Symbole de ce changement, une nouvelle bibliothèque a vu le jour. Baptisée « Creativity and Learning Hub », elle se veut un lieu où l’on peut aussi bien s’isoler, affalé dans un pouf, que travailler en groupe dans l’un des petits espaces vitrés prévus à cet effet, discuter autour d’une table basse ou encore tester un jeu vidéo. « Nous avons particulièrement travaillé sur la lumière et le son, d’habitude négligés, de manière à ce que que les différents utilisateurs puissent se côtoyer sans se gêner », précise Thierry Picq. Quant à la cafétéria, elle est devenue un lieu à la fois de détente et de travail, où il est possible de grignoter tout en révisant ses cours.

C’est aussi dans cet esprit qu’a été pensé le campus parisien ouvert à la rentrée 2016 par l’école lyonnaise et qui constitue, d’après Thierry Picq, « la matérialisation la plus avancée de cette nouvelle vision des lieux d’apprentissage », car ils sont partis « d’un espace vierge ». « Tout est fait pour favoriser les croisements et les échanges entre les étudiants, les diplômés, les entreprises : les salles de cours sont des espaces que l’on peut créer et reformater en fonction des besoins », décrit l’enseignant.

Maîtriser le travail collaboratif

Cette reconfiguration physique des lieux correspond à une transformation pédagogique axée sur le « social learning » : « Tous les cours utilisent des outils communautaires. Il faut que les étudiants maîtrisent le travail collaboratif », martèle Thierry Picq.

Dans cette perspective, l’EM Lyon a développé une plate-forme spécifique, Connections, qui « fonctionne comme un forum, avec différents groupes pour les cours, l’emploi du temps, la scolarité… », énumère Pierre-Antoine Canova, qui apprécie d’avoir « toutes les informations centralisées à un endroit, sans être obligé d’aller chercher sur le site ou dans ses mail  ». Pour l’étudiant, il est aussi « plus facile de poster un message sur le forum dédié que d’aller voir le professeur à la fin du cours. On sait qu’il aura le temps de regarder et on ose aussi davantage poser une question ».

Les échanges virtuels portent, notamment, sur les projets qui se développent dans le cursus. Le cours de marketing fondamental, par exemple, n’est plus dispensé sous la forme d’un cours théorique suivi de lectures complémentaires puis d’études de cas : il est désormais centré sur un projet comme l’organisation d’une campagne de marketing.

Des ressources sont mises à disposition des étudiants en ligne, un quiz permet de vérifier l’acquisition de certaines notions de base tandis qu’un tutorat à la carte est proposé à ceux qui souhaitent avoir de l’aide.

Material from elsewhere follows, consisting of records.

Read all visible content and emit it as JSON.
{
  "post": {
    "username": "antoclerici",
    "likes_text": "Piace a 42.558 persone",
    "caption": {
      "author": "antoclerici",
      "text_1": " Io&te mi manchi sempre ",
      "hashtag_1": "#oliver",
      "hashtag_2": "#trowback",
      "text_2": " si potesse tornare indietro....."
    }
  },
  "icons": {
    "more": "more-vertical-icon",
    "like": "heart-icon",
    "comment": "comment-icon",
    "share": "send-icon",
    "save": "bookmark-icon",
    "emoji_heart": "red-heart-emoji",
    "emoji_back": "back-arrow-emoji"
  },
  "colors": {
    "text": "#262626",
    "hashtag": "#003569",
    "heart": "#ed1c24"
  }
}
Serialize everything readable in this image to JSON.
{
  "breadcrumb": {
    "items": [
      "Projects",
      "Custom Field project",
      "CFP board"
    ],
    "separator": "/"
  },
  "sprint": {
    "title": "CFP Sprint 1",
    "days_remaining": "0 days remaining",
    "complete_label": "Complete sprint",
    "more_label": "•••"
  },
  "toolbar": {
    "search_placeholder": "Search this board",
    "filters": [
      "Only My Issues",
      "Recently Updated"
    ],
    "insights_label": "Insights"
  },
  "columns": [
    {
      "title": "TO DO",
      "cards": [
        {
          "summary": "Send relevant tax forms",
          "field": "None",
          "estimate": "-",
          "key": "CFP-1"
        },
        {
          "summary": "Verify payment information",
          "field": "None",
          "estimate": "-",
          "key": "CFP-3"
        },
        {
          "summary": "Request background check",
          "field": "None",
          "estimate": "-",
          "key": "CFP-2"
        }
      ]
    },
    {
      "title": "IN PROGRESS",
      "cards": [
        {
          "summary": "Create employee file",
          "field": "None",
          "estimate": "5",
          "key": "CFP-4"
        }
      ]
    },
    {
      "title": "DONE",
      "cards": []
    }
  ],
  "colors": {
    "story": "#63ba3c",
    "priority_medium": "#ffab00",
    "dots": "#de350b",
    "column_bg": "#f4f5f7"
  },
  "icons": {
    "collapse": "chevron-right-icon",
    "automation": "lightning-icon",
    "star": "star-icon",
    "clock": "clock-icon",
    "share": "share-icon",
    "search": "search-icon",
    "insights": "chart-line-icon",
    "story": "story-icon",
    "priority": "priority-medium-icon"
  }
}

Etudiants et enseignants communiquent ainsi entre eux via le réseau social tout au long du projet. Celui-ci s’achève par un concours de pitchs durant lequel les équipes doivent présenter un produit concret, qu’il s’agisse d’une vidéo ou d’un mug. « Ce processus pédagogique très formalisé est représentatif du mouvement que nous voulons impulser dans l’ensemble de nos cours », affirme Thierry Picq. Un passage à l’échelle auquel doit désormais s’attaquer l’école si elle veut achever sa mutation.